Effect of granulocyte-macrophage colony-stimulating factor inducer on left ventricular remodeling after acute myocardial infarction

OBJECTIVES We sought to determine the influence of granulocyte-macrophage colony-stimulating factor (GM-CSF) induction on post-myocardial infarction (MI) remodeling, especially in relation to the inflammatory response and myocardial fibrosis. BACKGROUND Granulocyte-macrophage colony-stimulating factor modifies wound healing by promoting monocytopoiesis and infiltration of monocytes and macrophages into injured tissue; however, the effect of GM-CSF induction on the infarct healing process and myocardial fibrosis is unclear. METHODS A model of MI was produced in Wistar rats by ligation of the left coronary artery. The MI animals were randomized to receive GM-CSF inducer (romurtide 200 mug/kg/day for 7 consecutive days) (MI/Ro) or saline (MI/C). RESULTS Echocardiographic and hemodynamic studies on day 14 revealed increased left ventricular (LV) end-diastolic dimension, decreased fractional shortening, elevated LV end-diastolic pressure, and decreased LV maximum rate of isovolumic pressure development in MI/Ro compared with MI/C. Immunoblotting showed that expression of transforming growth factor (TGF)-betal in the infarcted site on day 3 after MI was decreased in MI/Ro compared with MI/C. In the infarcted site, TGF-beta1, collagen type I and type III messenger ribonucleic acid (mRNA) expression on day 3, and collagen content on day 7 were reduced in MI/Ro compared with MI/C, in association with marked infarct expansion.
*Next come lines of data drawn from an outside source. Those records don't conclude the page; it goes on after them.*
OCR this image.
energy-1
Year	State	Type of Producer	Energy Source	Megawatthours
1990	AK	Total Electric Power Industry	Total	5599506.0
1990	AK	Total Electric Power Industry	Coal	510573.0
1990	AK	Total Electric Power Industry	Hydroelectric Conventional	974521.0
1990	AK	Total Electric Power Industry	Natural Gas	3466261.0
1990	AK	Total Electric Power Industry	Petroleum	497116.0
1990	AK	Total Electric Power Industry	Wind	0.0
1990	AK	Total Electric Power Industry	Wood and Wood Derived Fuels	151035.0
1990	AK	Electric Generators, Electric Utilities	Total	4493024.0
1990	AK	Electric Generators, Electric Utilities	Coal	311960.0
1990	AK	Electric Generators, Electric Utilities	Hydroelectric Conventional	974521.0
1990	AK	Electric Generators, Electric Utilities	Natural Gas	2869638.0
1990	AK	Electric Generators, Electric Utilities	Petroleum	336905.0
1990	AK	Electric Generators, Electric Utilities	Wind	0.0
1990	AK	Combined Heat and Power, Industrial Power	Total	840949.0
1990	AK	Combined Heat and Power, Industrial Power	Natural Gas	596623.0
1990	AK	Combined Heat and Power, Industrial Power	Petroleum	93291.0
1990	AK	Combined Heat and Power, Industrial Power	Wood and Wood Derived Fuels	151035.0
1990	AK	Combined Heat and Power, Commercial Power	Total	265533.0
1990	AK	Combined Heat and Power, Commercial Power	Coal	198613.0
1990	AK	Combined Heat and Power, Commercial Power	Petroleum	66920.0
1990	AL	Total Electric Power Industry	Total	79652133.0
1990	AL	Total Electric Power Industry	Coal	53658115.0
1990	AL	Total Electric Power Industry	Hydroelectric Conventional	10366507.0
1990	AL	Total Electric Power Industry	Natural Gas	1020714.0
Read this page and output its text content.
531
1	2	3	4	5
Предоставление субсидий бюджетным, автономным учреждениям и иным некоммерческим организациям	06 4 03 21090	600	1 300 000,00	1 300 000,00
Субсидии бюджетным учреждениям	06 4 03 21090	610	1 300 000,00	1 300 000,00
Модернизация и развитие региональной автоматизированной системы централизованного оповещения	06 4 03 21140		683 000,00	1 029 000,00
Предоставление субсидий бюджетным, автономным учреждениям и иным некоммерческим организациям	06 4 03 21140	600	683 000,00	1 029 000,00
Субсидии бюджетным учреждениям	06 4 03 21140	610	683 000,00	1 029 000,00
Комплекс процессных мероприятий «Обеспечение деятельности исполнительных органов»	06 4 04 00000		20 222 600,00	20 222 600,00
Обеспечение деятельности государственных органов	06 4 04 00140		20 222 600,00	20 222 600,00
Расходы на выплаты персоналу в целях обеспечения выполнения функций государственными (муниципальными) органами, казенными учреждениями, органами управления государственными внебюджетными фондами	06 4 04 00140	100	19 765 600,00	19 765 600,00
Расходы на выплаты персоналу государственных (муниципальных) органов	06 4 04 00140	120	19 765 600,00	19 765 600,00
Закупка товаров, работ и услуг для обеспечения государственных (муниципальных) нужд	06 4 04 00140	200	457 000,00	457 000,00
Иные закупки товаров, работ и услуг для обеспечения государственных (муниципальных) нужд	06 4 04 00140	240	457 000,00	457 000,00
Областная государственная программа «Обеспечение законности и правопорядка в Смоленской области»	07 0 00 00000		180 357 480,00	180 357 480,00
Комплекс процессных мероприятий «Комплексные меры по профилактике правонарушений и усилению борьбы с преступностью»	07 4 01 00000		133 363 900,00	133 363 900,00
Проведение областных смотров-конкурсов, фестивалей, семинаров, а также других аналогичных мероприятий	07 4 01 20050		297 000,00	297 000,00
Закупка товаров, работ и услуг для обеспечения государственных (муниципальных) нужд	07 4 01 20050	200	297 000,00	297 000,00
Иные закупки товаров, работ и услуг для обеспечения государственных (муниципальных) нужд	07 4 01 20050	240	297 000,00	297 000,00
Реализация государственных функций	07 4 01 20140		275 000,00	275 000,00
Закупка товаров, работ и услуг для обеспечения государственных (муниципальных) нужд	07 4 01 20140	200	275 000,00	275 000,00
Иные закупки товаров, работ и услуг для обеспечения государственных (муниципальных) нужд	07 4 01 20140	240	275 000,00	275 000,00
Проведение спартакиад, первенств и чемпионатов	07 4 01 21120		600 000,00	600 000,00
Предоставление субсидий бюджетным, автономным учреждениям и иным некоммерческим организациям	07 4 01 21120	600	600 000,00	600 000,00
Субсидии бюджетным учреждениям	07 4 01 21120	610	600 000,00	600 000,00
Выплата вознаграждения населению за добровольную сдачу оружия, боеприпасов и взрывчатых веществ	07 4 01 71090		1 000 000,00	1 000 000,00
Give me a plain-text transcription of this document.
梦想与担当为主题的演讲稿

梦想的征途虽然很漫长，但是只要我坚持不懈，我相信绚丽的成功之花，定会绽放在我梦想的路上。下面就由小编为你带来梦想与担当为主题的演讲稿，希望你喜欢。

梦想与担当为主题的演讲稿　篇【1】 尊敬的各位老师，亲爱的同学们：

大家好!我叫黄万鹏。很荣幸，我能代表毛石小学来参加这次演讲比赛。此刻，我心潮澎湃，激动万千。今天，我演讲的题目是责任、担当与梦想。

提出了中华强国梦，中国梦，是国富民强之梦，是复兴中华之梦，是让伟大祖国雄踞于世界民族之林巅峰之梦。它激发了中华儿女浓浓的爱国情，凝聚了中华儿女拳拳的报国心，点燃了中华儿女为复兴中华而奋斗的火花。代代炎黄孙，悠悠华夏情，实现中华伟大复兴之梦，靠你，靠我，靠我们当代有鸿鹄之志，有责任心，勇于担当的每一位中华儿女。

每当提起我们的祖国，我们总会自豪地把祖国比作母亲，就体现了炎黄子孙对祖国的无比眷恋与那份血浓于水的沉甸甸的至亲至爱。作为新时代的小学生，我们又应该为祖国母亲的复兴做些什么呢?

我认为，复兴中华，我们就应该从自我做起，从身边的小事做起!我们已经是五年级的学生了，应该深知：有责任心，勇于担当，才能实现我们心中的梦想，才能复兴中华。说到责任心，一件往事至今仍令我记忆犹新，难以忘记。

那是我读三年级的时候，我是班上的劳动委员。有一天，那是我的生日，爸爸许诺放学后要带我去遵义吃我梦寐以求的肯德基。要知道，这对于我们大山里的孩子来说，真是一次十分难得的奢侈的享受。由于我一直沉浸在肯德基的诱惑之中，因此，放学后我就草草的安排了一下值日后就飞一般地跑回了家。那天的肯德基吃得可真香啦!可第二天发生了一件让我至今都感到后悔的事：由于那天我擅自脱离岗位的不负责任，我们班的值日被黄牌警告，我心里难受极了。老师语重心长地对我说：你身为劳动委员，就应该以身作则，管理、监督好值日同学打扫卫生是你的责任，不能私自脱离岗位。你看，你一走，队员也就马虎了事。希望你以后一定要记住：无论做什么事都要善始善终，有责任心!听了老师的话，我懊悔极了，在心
In MI/Ro, monocyte chemoattractant protein-1 mRNA level and the degree of infiltration of monocyte-derived macrophages (ED-1-positive) were greater in the infarcted site on day 7 than those in MI/C. CONCLUSIONS The GM-CSF induction by romurtide facilitated infarct expansion in association with the promotion of monocyte recruitment and inappropriate collagen synthesis in the infarcted region during the early phase of MI. (J Am Coll Cardiol 2004;44:1510-20) (C) 2004 by the American College of Cardiology Foundation.